|Summary:||[PATCH] Initial support for reading AES-encrypted/write-protected OOXML files|
|Product:||POI||Reporter:||Maxim Valyanskiy <max.valjanski>|
|Component:||POIFS||Assignee:||POI Developers List <dev>|
Description Maxim Valyanskiy 2010-05-19 04:49:15 UTC
I modified POI for support of reading AES encrypted OOXML documents using build-in JRE cryptography. Is it ok to commit it? Patch and test data is attached.

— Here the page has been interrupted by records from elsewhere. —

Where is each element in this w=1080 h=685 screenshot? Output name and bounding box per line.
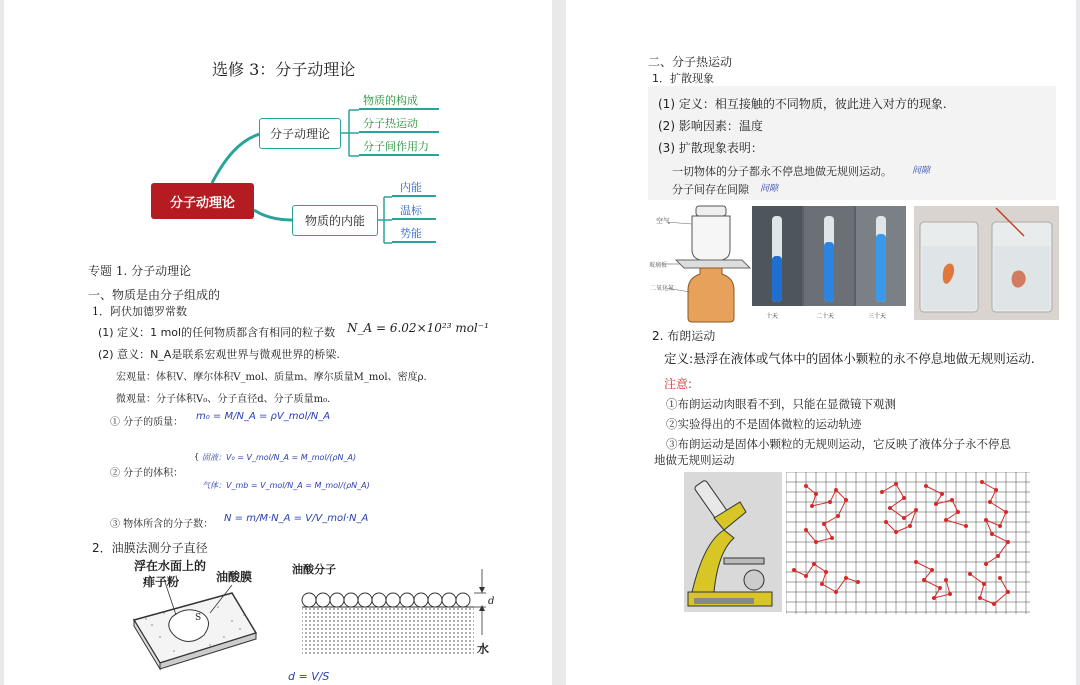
figure-label: d xyxy=(488,596,495,607)
note-item: ②实验得出的不是固体微粒的运动轨迹 xyxy=(666,417,862,431)
figure-label: 水 xyxy=(477,642,490,656)
figure-label: S xyxy=(195,613,202,623)
note-title: 注意: xyxy=(664,377,693,391)
handwritten-formula: 气体：V_mb = V_mol/N_A = M_mol/(ρN_A) xyxy=(202,481,370,490)
handwritten-formula: 固液：V₀ = V_mol/N_A = M_mol/(ρN_A) xyxy=(202,453,357,462)
note-item: 地做无规则运动 xyxy=(654,453,735,467)
micro-text: 微观量：分子体积V₀、分子直径d、分子质量m₀. xyxy=(116,394,331,405)
figure-label: 油酸膜 xyxy=(216,570,253,584)
test-tubes-photo xyxy=(752,206,906,306)
subsection-heading: 2. 布朗运动 xyxy=(652,329,716,343)
mindmap-leaf: 分子热运动 xyxy=(363,117,418,130)
right-page xyxy=(566,0,1076,685)
jar-label: 二氧化氮 xyxy=(650,285,675,292)
mindmap-leaf: 内能 xyxy=(400,181,422,194)
figure-label: 油酸分子 xyxy=(292,563,336,576)
macro-text: 宏观量：体积V、摩尔体积V_mol、质量m、摩尔质量M_mol、密度ρ. xyxy=(116,372,427,383)
definition-text: (1) 定义：1 mol的任何物质都含有相同的粒子数 xyxy=(98,326,336,339)
handwritten-formula: m₀ = M/N_A = ρV_mol/N_A xyxy=(196,411,331,422)
handwritten-note: 间隙 xyxy=(912,166,931,176)
mindmap-leaf: 分子间作用力 xyxy=(363,140,429,153)
mindmap-branch-2: 物质的内能 xyxy=(292,205,378,236)
section-heading: 二、分子热运动 xyxy=(648,55,733,69)
tube-label: 二十天 xyxy=(816,313,835,320)
subsection-heading: 1．阿伏加德罗常数 xyxy=(92,305,187,318)
handwritten-formula: d = V/S xyxy=(288,670,330,683)
note-item: ③布朗运动是固体小颗粒的无规则运动，它反映了液体分子永不停息 xyxy=(666,437,1011,451)
microscope-image xyxy=(684,472,782,612)
paragraph: 一切物体的分子都永不停息地做无规则运动。 xyxy=(672,165,892,178)
item-label: ③ 物体所含的分子数： xyxy=(110,519,214,530)
page-title: 选修 3：分子动理论 xyxy=(212,60,356,79)
figure-label: 浮在水面上的 xyxy=(134,559,207,573)
paragraph: (1) 定义：相互接触的不同物质，彼此进入对方的现象. xyxy=(658,97,947,111)
note-item: ①布朗运动肉眼看不到，只能在显微镜下观测 xyxy=(666,397,896,411)
figure-label: 痱子粉 xyxy=(143,575,180,589)
handwritten-note: 间隙 xyxy=(760,184,779,194)
item-label: ② 分子的体积： xyxy=(110,468,184,479)
section-heading: 一、物质是由分子组成的 xyxy=(88,288,221,302)
subsection-heading: 1．扩散现象 xyxy=(652,72,714,85)
paragraph: (2) 影响因素：温度 xyxy=(658,119,763,133)
mindmap-leaf: 温标 xyxy=(400,204,422,217)
beakers-photo xyxy=(914,206,1059,320)
subsection-heading: 2．油膜法测分子直径 xyxy=(92,541,208,555)
mindmap-branch-1: 分子动理论 xyxy=(259,118,341,149)
brownian-motion-grid xyxy=(786,472,1030,614)
mindmap-leaf: 势能 xyxy=(400,227,422,240)
tube-label: 三十天 xyxy=(868,313,887,320)
jar-label: 玻璃板 xyxy=(649,262,668,269)
jar-label: 空气 xyxy=(656,217,670,225)
mindmap-root: 分子动理论 xyxy=(151,183,254,219)
handwritten-formula: N = m/M·N_A = V/V_mol·N_A xyxy=(224,513,369,524)
mindmap-leaf: 物质的构成 xyxy=(363,94,418,107)
topic-heading: 专题 1. 分子动理论 xyxy=(88,264,192,278)
meaning-text: (2) 意义：N_A是联系宏观世界与微观世界的桥梁. xyxy=(98,348,340,361)
tube-label: 十天 xyxy=(766,313,779,320)
oil-film-diagram xyxy=(4,555,552,685)
item-label: ① 分子的质量： xyxy=(110,417,184,428)
left-page xyxy=(4,0,552,685)
paragraph: 分子间存在间隙 xyxy=(672,183,749,196)
handwritten-brace: { xyxy=(194,452,200,461)
avogadro-formula: N_A = 6.02×10²³ mol⁻¹ xyxy=(347,321,489,335)
definition-text: 定义:悬浮在液体或气体中的固体小颗粒的永不停息地做无规则运动. xyxy=(664,351,1035,366)
paragraph: (3) 扩散现象表明： xyxy=(658,141,763,155)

Comment 2 Maxim Valyanskiy 2010-05-19 04:50:53 UTC
Created attachment 25454 [details] protect.xlsx test data
Comment 3 Nick Burch 2010-05-25 12:11:28 UTC
As long as it fits in nicely with the current MD4 protected document stuff (which might be HSSF only, iirc), I don't see why this can't go in Code looks fine, but please could you ensure the apache license header gets added before committing for the new files? Encryption wise, we already have the export notice in place, so we're fine for that. Oh, and shouldn't that test file be protect.xls and not .xlsx? Otherwise, do please commit :)

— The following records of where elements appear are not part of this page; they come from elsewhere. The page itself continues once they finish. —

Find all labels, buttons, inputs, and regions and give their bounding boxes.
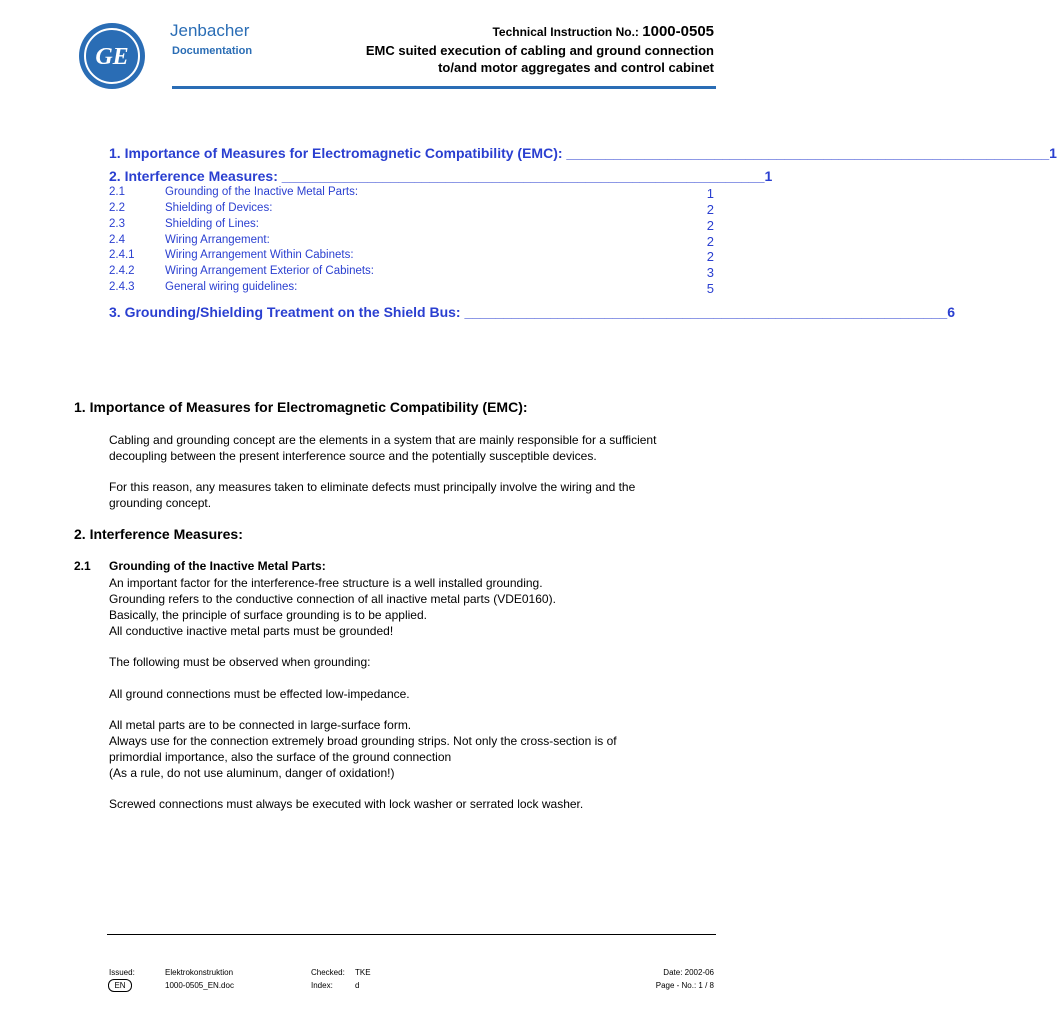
ge-logo xyxy=(78,22,146,90)
paragraph: The following must be observed when grounding: xyxy=(109,655,371,669)
ti-label: Technical Instruction No.: xyxy=(492,25,639,39)
toc-sub-title: General wiring guidelines: xyxy=(165,281,298,293)
toc-sub-title: Shielding of Lines: xyxy=(165,218,259,230)
toc-sub-page: 2 xyxy=(706,234,714,249)
footer-issued-value: Elektrokonstruktion xyxy=(165,968,234,977)
text-line: (As a rule, do not use aluminum, danger of oxidation!) xyxy=(109,766,395,780)
toc-sub-num: 2.4.2 xyxy=(109,265,135,277)
toc-sub-page: 2 xyxy=(706,218,714,233)
toc-entry-label: 1. Importance of Measures for Electromagnetic Compatibility (EMC): xyxy=(109,145,563,161)
toc-sub-num: 2.4.3 xyxy=(109,281,135,293)
footer-index-value: d xyxy=(355,981,360,990)
header-rule xyxy=(172,86,716,89)
text-line: All conductive inactive metal parts must be grounded! xyxy=(109,624,394,638)
toc-entry-1[interactable] xyxy=(109,145,1057,161)
footer-index-label: Index: xyxy=(311,981,333,990)
title-line-1: EMC suited execution of cabling and ground connection xyxy=(365,43,714,58)
text-line: Grounding refers to the conductive connection of all inactive metal parts (VDE0160). xyxy=(109,592,556,606)
toc-leader: ______________________________________________________________ xyxy=(460,304,948,320)
text-line: Basically, the principle of surface grounding is to be applied. xyxy=(109,608,427,622)
toc-sub-title: Grounding of the Inactive Metal Parts: xyxy=(165,186,359,198)
paragraph: Screwed connections must always be executed with lock washer or serrated lock washer. xyxy=(109,797,584,811)
brand-name: Jenbacher xyxy=(170,21,250,40)
subsection-number: 2.1 xyxy=(74,559,91,573)
toc-sub-page: 2 xyxy=(706,249,714,264)
paragraph xyxy=(109,479,709,511)
toc-entry-page: 6 xyxy=(947,304,956,320)
toc-entry-label: 2. Interference Measures: xyxy=(109,168,278,184)
text-line: For this reason, any measures taken to eliminate defects must principally involve the wiring and the xyxy=(109,480,636,494)
paragraph xyxy=(109,717,709,781)
text-line: grounding concept. xyxy=(109,496,212,510)
paragraph xyxy=(109,432,709,464)
toc-entry-2[interactable] xyxy=(109,168,773,184)
toc-sub-entry[interactable] xyxy=(109,234,714,249)
footer-page-number: Page - No.: 1 / 8 xyxy=(655,981,714,990)
toc-sub-entry[interactable] xyxy=(109,218,714,233)
document-title xyxy=(244,42,714,76)
toc-sub-num: 2.3 xyxy=(109,218,125,230)
toc-sub-num: 2.4 xyxy=(109,234,125,246)
ti-number: 1000-0505 xyxy=(642,23,714,40)
footer-filename: 1000-0505_EN.doc xyxy=(165,981,234,990)
footer-checked-label: Checked: xyxy=(311,968,345,977)
toc-sub-entry[interactable] xyxy=(109,265,714,280)
toc-sub-title: Wiring Arrangement Exterior of Cabinets: xyxy=(165,265,375,277)
toc-sub-entry[interactable] xyxy=(109,202,714,217)
technical-instruction-line xyxy=(492,23,714,40)
toc-sub-page: 3 xyxy=(706,265,714,280)
toc-sub-title: Wiring Arrangement Within Cabinets: xyxy=(165,249,354,261)
paragraph xyxy=(109,575,709,639)
title-line-2: to/and motor aggregates and control cabinet xyxy=(438,60,714,75)
text-line: An important factor for the interference-free structure is a well installed grounding. xyxy=(109,576,543,590)
language-badge: EN xyxy=(108,979,132,992)
paragraph: All ground connections must be effected low-impedance. xyxy=(109,687,410,701)
toc-entry-page: 1 xyxy=(764,168,773,184)
toc-entry-page: 1 xyxy=(1049,145,1057,161)
toc-sub-page: 2 xyxy=(706,202,714,217)
footer-date: Date: 2002-06 xyxy=(663,968,714,977)
brand-subtitle: Documentation xyxy=(172,45,253,57)
toc-sub-entry[interactable] xyxy=(109,186,714,201)
toc-sub-num: 2.2 xyxy=(109,202,125,214)
ge-logo-letters: GE xyxy=(95,44,129,70)
text-line: decoupling between the present interference source and the potentially susceptible devices. xyxy=(109,449,597,463)
text-line: primordial importance, also the surface of the ground connection xyxy=(109,750,452,764)
text-line: Always use for the connection extremely broad grounding strips. Not only the cross-section is of xyxy=(109,734,617,748)
footer-checked-value: TKE xyxy=(355,968,371,977)
section-heading-2: 2. Interference Measures: xyxy=(74,526,243,542)
footer-issued-label: Issued: xyxy=(109,968,135,977)
toc-sub-entry[interactable] xyxy=(109,281,714,296)
toc-sub-entry[interactable] xyxy=(109,249,714,264)
toc-sub-page: 1 xyxy=(706,186,714,201)
text-line: All metal parts are to be connected in large-surface form. xyxy=(109,718,412,732)
toc-sub-page: 5 xyxy=(706,281,714,296)
toc-sub-title: Shielding of Devices: xyxy=(165,202,273,214)
toc-sub-num: 2.1 xyxy=(109,186,125,198)
section-heading-1: 1. Importance of Measures for Electromagnetic Compatibility (EMC): xyxy=(74,399,528,415)
toc-leader: ______________________________________________________________ xyxy=(277,168,765,184)
toc-leader: ______________________________________________________________ xyxy=(562,145,1050,161)
toc-entry-label: 3. Grounding/Shielding Treatment on the Shield Bus: xyxy=(109,304,461,320)
subsection-title: Grounding of the Inactive Metal Parts: xyxy=(109,559,326,573)
footer-rule xyxy=(107,934,716,935)
toc-sub-num: 2.4.1 xyxy=(109,249,135,261)
text-line: Cabling and grounding concept are the elements in a system that are mainly responsible for a sufficient xyxy=(109,433,657,447)
toc-entry-3[interactable] xyxy=(109,304,956,320)
toc-sub-title: Wiring Arrangement: xyxy=(165,234,270,246)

Comment 4 Maxim Valyanskiy 2010-05-25 12:20:42 UTC
Ok, I'm going to add headers and commit tomorrow. File is really xlsx (zip) stream in encrypted OLE-container
Comment 5 Nick Burch 2010-05-25 12:27:43 UTC
An xlsx file stored as encrypted contents in an OLE2 file, now that's a nasty way to do it :/ At least it explains why your .xslx file was readable by poifs... Commit away!